The line cells <- which(sqrs %in% c(q)) (and the subsequent lines referencing rows and columns) is another one of those beautifully simple commands that made me start to fall in love with this language.  R has a built-in search function called which() that returns a vector of indices matching the condition in a given vector.  So, this line returns the indicies of sqrs that are of the same value as the vector we previously identified as holding the value of the current square.  Thus, we can pass this new vector (cells) to the test_val function.

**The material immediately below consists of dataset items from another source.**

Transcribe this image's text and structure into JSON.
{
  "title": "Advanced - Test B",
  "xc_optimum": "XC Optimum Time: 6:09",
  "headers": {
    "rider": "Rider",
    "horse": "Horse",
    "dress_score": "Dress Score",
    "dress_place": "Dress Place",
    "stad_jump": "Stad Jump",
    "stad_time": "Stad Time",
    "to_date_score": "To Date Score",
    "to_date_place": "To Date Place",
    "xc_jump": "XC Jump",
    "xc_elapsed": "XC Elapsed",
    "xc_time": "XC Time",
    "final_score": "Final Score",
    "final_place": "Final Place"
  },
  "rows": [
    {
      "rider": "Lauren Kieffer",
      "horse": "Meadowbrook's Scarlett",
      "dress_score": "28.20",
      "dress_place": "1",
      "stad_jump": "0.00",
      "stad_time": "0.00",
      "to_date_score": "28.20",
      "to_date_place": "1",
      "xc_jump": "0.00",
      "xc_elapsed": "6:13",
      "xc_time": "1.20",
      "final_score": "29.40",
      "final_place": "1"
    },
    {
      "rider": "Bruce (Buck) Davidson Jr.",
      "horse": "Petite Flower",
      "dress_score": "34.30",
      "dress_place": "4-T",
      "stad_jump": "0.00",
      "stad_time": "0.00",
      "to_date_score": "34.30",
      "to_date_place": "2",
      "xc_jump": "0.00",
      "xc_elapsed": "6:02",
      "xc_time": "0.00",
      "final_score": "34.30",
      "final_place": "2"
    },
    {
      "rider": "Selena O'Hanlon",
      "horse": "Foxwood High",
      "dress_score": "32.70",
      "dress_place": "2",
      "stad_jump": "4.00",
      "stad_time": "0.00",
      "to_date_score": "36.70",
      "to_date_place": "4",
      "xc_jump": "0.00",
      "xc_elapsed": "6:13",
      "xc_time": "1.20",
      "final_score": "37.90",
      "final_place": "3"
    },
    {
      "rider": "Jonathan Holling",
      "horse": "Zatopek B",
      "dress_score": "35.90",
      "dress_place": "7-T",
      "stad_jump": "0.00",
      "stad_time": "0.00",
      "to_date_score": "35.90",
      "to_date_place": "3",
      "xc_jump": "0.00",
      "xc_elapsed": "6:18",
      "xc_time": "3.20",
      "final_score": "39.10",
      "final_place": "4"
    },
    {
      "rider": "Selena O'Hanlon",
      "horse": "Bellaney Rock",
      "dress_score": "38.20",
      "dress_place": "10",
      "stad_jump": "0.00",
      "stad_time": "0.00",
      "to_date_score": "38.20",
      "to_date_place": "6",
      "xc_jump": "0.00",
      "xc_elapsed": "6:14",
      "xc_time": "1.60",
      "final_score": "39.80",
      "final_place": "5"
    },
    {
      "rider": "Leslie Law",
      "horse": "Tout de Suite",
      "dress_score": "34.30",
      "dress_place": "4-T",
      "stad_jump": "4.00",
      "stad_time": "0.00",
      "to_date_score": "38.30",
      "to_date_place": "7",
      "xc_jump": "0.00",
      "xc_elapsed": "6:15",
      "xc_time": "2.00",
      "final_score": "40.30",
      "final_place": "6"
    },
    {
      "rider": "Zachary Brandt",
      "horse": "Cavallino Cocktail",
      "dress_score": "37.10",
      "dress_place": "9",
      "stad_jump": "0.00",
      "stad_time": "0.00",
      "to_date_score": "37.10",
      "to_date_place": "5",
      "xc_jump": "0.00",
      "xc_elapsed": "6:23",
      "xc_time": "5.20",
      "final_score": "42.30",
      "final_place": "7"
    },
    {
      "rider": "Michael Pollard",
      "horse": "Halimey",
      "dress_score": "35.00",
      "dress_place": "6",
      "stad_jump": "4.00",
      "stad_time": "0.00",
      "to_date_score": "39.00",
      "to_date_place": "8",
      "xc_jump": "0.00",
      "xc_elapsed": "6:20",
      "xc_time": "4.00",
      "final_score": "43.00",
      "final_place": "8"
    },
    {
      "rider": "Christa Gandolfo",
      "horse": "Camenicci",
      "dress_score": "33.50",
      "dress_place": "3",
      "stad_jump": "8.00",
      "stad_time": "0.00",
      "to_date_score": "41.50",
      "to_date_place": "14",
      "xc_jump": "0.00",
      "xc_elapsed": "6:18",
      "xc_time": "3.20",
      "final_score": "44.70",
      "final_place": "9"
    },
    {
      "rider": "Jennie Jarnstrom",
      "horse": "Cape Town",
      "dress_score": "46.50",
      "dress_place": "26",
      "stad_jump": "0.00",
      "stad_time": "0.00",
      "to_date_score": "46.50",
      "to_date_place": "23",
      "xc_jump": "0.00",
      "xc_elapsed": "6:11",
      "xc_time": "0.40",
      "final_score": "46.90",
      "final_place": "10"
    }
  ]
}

Then we come to the main part of the script, which iterates through each of the 81 cells, adding 1 to the current cell (if it isn’t locked) and checking for validity before moving on to the next cell.  If the current cell is invalid, it adds one again and checks for validity (and so on).  If the value it reaches is 10 (invalid because we know solutions can only be between 1 and 9), it sets the value back to 0 and moves backwards one step to the most recently-used unlocked cell and adds one to it (then checks for validity, and so on).  This is brute force at its best, and is wildly inefficient, but always gets the job done.  I like brute force methods for those very reasons.  They may not be pretty, but they are infallible (as long as the puzzle given is possible to solve).

s <- 1

repeat {
  if(!locked_cells[s]) {
    sud[s] <- sud[s] + 1
    while(check_cell(s) > 0) {
      sud[s] <- sud[s] + 1
      if(sud[s] >= 10) {
        sud[s] <- 0
        s <- s - 1
        if(s==0) {
          break
        } else {
          while(locked_cells[s]) {
            s <- s - 1
            if(s==0) {break}
          }
        }
        sud[s] <- sud[s] + 1
      }
    }
  }
  if(s == 81 || s < 0) {
  break
}

  s <- s + 1
}

At this point, the puzzle is solved.  The vector sud has been modified and all 0s have been replaced with values that fit the puzzle.  In order to display it for humans to read easily, we need to translate it into a matrix.  Since I started with a matrix transposed to a vector, all I need to do is tell R to transpose it to a matrix:

sud_matrix <- matrix(sud,nrow=9,ncol=9)

Then, R allows a variable to be printed to the console just by mentioning it.

sud_matrix

If you have any questions, please feel free to leave a comment below.  Like 90% of my posts, this was left here mainly so I wouldn’t lose it.  But, I couldn’t help myself from waxing poetic about the language itself.  It truly is a lovely language, and I am excited to learn more about it – and statistics – as my self-led education continues.

Postscript

I modified the code slightly to understand how long a given puzzle would take to solve. The easy puzzle used in the above post took my relatively modern (though 32-bit) laptop 10 seconds to solve. The extremely difficult puzzle from this link took 13 minutes and 28 seconds.  I never said this code was fast, just that it worked!